2. Second Statement of the Committee of the Edinburgh Bible Society, relative to the Circulation of the Apocrypha by the Committee of the British and Foreign Bible Society. 8vo. pp. 152. Price 29. Edinburgh, 1826.

WE suspect that most of our readers are by this time sick of the very word Apocrypha, and heartily tired of the controversy relating to it. Many persons were led to imagine, that when once the Parent Committee had adopted the recom mendation of the Special Committee to exclude the Apocrypha, there would be an end of all difference and difficulty, and that the Society, having cleared the reef, would pursue its majestic course in calm water.

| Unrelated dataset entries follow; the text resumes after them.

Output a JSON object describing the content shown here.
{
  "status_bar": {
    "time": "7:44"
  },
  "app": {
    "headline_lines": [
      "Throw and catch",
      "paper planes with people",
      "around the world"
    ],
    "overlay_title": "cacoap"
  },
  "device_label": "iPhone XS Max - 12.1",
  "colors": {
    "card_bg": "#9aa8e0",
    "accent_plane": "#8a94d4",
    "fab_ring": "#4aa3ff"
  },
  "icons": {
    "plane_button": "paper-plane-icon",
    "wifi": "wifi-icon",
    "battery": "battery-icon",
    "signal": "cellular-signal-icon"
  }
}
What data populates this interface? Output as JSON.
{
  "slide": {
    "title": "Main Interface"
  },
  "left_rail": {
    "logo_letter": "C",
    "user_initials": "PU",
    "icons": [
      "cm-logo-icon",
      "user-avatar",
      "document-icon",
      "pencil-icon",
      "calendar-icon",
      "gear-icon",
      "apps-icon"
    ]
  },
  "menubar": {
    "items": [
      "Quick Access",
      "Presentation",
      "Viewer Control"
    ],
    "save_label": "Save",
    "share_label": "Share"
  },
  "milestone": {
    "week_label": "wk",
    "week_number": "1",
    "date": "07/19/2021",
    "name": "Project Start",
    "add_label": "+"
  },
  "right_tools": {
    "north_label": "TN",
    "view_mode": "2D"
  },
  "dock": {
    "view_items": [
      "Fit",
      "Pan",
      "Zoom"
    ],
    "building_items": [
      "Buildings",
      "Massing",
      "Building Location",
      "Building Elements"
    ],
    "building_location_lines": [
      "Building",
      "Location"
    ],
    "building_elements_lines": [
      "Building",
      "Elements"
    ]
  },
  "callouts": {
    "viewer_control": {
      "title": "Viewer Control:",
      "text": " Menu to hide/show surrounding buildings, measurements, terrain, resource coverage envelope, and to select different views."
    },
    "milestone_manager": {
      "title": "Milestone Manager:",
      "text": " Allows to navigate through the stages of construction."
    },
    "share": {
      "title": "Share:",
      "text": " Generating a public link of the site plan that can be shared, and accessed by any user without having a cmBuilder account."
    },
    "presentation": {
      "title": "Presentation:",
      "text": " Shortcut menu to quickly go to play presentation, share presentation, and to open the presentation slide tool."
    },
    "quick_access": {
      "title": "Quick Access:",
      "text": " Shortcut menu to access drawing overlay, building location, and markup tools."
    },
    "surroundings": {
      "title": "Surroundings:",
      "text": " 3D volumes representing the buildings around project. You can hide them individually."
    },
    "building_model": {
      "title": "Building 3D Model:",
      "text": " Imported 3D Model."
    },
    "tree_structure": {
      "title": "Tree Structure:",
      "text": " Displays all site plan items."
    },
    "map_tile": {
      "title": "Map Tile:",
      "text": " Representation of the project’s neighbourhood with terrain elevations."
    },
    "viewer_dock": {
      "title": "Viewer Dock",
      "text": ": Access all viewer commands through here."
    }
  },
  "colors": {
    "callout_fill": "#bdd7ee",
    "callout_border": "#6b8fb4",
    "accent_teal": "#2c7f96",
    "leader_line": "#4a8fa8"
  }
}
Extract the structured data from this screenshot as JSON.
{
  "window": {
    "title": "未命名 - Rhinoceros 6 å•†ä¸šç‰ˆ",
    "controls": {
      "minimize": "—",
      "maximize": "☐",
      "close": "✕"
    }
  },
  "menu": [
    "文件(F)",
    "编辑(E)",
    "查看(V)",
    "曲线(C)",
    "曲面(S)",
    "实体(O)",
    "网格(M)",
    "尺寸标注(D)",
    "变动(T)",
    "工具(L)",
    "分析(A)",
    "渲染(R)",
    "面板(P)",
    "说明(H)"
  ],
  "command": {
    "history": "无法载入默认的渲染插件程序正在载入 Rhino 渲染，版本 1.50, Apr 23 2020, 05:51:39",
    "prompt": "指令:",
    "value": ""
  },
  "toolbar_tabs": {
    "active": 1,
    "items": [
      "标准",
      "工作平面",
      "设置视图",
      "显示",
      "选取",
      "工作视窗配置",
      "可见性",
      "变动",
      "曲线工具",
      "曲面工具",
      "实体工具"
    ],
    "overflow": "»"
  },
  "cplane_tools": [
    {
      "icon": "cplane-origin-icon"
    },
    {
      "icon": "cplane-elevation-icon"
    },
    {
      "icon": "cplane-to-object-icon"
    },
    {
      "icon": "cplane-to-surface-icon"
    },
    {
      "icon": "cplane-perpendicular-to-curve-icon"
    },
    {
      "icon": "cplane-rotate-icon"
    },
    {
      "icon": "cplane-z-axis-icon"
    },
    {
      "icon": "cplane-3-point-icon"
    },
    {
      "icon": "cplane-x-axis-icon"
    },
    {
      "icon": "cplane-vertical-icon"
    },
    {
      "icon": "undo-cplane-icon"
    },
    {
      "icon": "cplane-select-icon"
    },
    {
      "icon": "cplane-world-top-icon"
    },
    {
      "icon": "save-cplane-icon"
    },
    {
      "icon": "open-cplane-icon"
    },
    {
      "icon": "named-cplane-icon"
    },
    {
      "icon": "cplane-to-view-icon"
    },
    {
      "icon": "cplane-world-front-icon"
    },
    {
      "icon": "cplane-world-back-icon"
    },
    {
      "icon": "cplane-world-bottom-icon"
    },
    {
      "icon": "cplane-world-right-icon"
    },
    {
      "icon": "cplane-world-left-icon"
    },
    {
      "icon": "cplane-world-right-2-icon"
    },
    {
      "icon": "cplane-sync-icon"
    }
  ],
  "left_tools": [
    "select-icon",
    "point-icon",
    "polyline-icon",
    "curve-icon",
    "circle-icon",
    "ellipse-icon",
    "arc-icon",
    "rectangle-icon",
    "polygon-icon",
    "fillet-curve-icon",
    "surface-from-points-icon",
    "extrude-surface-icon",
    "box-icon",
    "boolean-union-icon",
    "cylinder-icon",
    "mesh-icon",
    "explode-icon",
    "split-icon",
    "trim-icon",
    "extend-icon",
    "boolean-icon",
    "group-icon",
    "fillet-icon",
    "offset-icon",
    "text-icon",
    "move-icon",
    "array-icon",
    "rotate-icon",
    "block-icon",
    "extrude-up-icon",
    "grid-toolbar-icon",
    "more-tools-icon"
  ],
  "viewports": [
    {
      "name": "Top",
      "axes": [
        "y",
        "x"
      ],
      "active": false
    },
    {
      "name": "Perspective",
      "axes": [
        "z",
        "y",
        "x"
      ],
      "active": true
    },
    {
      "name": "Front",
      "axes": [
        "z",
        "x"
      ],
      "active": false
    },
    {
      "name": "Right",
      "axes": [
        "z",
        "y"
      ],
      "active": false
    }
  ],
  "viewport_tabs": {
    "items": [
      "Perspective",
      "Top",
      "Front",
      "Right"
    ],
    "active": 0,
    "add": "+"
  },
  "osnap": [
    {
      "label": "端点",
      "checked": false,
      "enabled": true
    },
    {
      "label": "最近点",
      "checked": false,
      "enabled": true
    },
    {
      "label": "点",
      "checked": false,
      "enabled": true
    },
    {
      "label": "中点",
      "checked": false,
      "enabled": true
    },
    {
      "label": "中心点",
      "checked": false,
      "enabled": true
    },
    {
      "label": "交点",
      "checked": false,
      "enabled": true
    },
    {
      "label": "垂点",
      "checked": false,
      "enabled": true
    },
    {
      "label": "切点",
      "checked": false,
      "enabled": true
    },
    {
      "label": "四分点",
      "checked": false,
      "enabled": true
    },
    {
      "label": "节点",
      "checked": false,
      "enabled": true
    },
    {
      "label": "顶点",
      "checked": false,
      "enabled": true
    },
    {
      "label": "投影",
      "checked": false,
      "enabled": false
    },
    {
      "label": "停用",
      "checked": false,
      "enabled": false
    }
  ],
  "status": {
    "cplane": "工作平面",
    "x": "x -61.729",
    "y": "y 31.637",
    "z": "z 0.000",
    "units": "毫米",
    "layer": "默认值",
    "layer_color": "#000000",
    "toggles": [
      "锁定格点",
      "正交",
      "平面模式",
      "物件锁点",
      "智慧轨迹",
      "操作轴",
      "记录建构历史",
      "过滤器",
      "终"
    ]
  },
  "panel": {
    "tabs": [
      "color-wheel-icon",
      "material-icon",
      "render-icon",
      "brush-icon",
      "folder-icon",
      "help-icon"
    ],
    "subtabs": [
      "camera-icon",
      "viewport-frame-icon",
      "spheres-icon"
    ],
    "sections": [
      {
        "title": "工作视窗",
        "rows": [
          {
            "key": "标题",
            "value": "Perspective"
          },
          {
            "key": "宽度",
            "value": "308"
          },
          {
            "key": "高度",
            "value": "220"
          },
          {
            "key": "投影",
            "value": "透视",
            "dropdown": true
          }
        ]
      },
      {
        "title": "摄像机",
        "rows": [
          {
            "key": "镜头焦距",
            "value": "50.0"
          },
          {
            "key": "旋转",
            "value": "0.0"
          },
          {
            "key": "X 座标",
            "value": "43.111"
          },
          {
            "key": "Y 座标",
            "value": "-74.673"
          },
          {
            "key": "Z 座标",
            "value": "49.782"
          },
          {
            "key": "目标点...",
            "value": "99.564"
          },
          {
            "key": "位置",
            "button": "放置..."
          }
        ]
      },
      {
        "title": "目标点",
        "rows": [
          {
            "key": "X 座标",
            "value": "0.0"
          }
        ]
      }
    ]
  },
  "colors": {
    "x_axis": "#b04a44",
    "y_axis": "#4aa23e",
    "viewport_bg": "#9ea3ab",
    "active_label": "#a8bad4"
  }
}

The Resolution adopted is as follows.

That the Funds of the Society be applied to the printing and circulation of the Canonical Books of Scripture, to the exclusion of those Books and parts of Books which are usually termed Apocryphal : and that all copies, printed either entirely or in part at the expense of the Society, and whether such copies consist of the whole or of any one or more of such Books, be invariably issued bound; no other books whatever being bound with them; and further that all money grants, to societies or individuals, be made only in conformity with the principle of this regulation.*

This resolution is pronounced by the Edinburgh Committee unsatisfactory,' and Dr. Andrew Thomson has been employed to draw up this new indictment against the London Committee, which, we regret to say, has been adopted as the statement of the Edinburgh Committee, the Rev. Mr. Craig alone protesting against its official adoption. The length to which party spirit will carry even good men, has seldom been more strikingly evinced, than in the sanction thus unhesitatingly given to a document deficient in every quality which should have recommended it to a religious committee. Its bold and incorrect assertions, its disregard of all the courtesies of controversy, and its violent and intolerant spirit render it worthy of the pen from which it issues, a pen which is accustomed to deal in acrimony, and which has been compelled to apologise for its own libels; but if this be the spirit of the Edinburgh Committee, we can only regret that the gift of exorcism has ceased.

* Missionary Register for 1825, p. 556.